Given an unknown $\theta$ and a sequence of estimators $\hat{\theta}_1, \hat{\theta}_2, \hat{\theta}_3, \dots $, we say that the sequence is consistent if the probability of getting an estimate that is “far away” from $\theta$ tends to $0$ as $n \to \infty$.
Formally, we first choose an “error tolerance” $\varepsilon>0$, representing what we mean for an estimator to have “gone wrong”. That is, we think of $\hat{\theta}_n$ and $\theta$ as being “far apart” if $ | \hat{\theta}_n - \theta | \gt \varepsilon$.

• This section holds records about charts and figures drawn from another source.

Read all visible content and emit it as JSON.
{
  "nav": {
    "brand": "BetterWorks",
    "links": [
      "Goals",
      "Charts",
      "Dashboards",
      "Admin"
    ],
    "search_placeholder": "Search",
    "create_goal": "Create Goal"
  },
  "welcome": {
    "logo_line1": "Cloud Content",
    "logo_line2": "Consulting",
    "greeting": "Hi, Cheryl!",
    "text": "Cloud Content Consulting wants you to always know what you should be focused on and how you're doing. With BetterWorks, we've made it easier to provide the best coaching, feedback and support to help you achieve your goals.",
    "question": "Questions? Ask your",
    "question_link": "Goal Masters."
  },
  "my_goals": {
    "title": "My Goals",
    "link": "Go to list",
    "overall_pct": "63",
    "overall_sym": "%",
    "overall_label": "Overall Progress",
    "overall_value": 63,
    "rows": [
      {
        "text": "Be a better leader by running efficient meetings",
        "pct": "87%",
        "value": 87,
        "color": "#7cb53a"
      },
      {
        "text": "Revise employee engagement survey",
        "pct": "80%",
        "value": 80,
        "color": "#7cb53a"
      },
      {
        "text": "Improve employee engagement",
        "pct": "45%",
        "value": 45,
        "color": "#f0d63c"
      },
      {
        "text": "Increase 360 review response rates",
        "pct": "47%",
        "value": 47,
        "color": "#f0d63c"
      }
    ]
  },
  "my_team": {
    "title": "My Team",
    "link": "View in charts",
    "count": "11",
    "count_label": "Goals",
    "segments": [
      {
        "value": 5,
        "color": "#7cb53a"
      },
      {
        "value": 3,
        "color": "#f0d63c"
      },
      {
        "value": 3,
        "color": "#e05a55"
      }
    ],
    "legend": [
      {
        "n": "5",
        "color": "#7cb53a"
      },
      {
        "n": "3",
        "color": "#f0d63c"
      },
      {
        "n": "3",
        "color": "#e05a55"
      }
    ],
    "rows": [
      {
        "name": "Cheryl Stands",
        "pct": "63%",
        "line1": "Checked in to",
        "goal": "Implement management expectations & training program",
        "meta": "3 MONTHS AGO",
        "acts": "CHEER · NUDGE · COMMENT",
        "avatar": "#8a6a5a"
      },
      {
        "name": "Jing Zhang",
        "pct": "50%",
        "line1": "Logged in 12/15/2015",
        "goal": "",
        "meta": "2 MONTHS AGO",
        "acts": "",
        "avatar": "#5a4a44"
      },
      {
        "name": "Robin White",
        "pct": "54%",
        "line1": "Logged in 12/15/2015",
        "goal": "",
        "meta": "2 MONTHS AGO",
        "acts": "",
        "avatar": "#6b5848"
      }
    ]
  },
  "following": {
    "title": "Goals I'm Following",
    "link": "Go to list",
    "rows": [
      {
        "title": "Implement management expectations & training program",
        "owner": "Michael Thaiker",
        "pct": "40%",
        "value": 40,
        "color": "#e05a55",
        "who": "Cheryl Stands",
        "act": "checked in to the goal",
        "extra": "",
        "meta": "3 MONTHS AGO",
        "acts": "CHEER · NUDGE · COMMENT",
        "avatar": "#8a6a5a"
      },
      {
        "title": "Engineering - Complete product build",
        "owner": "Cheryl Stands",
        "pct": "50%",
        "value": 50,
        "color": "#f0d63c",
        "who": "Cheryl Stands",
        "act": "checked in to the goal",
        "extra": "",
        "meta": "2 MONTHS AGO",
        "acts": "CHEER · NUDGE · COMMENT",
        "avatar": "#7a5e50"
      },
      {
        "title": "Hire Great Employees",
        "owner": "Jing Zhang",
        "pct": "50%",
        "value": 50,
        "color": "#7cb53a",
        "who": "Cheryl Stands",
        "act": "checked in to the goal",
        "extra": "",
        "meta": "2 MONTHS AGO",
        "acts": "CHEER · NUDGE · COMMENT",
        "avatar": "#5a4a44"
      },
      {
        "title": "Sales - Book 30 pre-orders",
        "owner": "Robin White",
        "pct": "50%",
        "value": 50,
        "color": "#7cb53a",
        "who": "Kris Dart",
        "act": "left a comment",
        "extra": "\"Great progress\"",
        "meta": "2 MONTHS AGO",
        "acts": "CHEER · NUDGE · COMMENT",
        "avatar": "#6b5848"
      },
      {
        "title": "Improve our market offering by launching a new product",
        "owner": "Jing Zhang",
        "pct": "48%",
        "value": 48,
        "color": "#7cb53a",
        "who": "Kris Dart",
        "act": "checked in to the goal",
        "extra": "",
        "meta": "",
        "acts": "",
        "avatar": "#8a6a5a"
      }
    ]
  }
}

Then we require that the probability of this event $| \hat{\theta}_n - \theta | \gt \varepsilon$ tends to $0$ as $ n \to \infty $:
$$\forall \varepsilon \gt 0, \ \ \lim_{n \to \infty} \mathbb{P}(| \hat{\theta}_n - \theta | \gt \varepsilon) = 0 $$
Intuitively, having more data makes the possibility of estimation “going wrong” increasingly unlikely.
For example, consider the series of sample means:
$$ \bar{Y}_1 = \frac{Y_1}{1}, \ \ \bar{Y}_2 = \frac{Y_1+Y_2}{2}, \ \ \bar{Y}_3 = \frac{Y_1+Y_2+Y_3}{3}, \ \ \dots $$
Then this sequence is consistent for the population mean $\mu=\mathbb{E}(Y_i)$ as the sample size $n \to \infty$.
Defining $\operatorname{Bias}_{\theta}(\hat{\theta})=\mathbb{E}(\hat{\theta})-\theta$, a sequence $\hat{\theta}_n$ is automatically consistent if both the bias and the variance tend to 0 as $n \to \infty$.
However, the converse is not true; there are estimators such that as $n$ increases they are increasingly likely not to “go wrong”, but when they do so this happens in an increasingly catastrophic way, meaning that the bias and/or variance do not vanish overall.
Consistency is the same as convergence in probability to the constant $\theta$:
$$ \hat{\theta}_n \overset{p}{\longrightarrow} \theta \ \text{ as } \ n \to \infty$$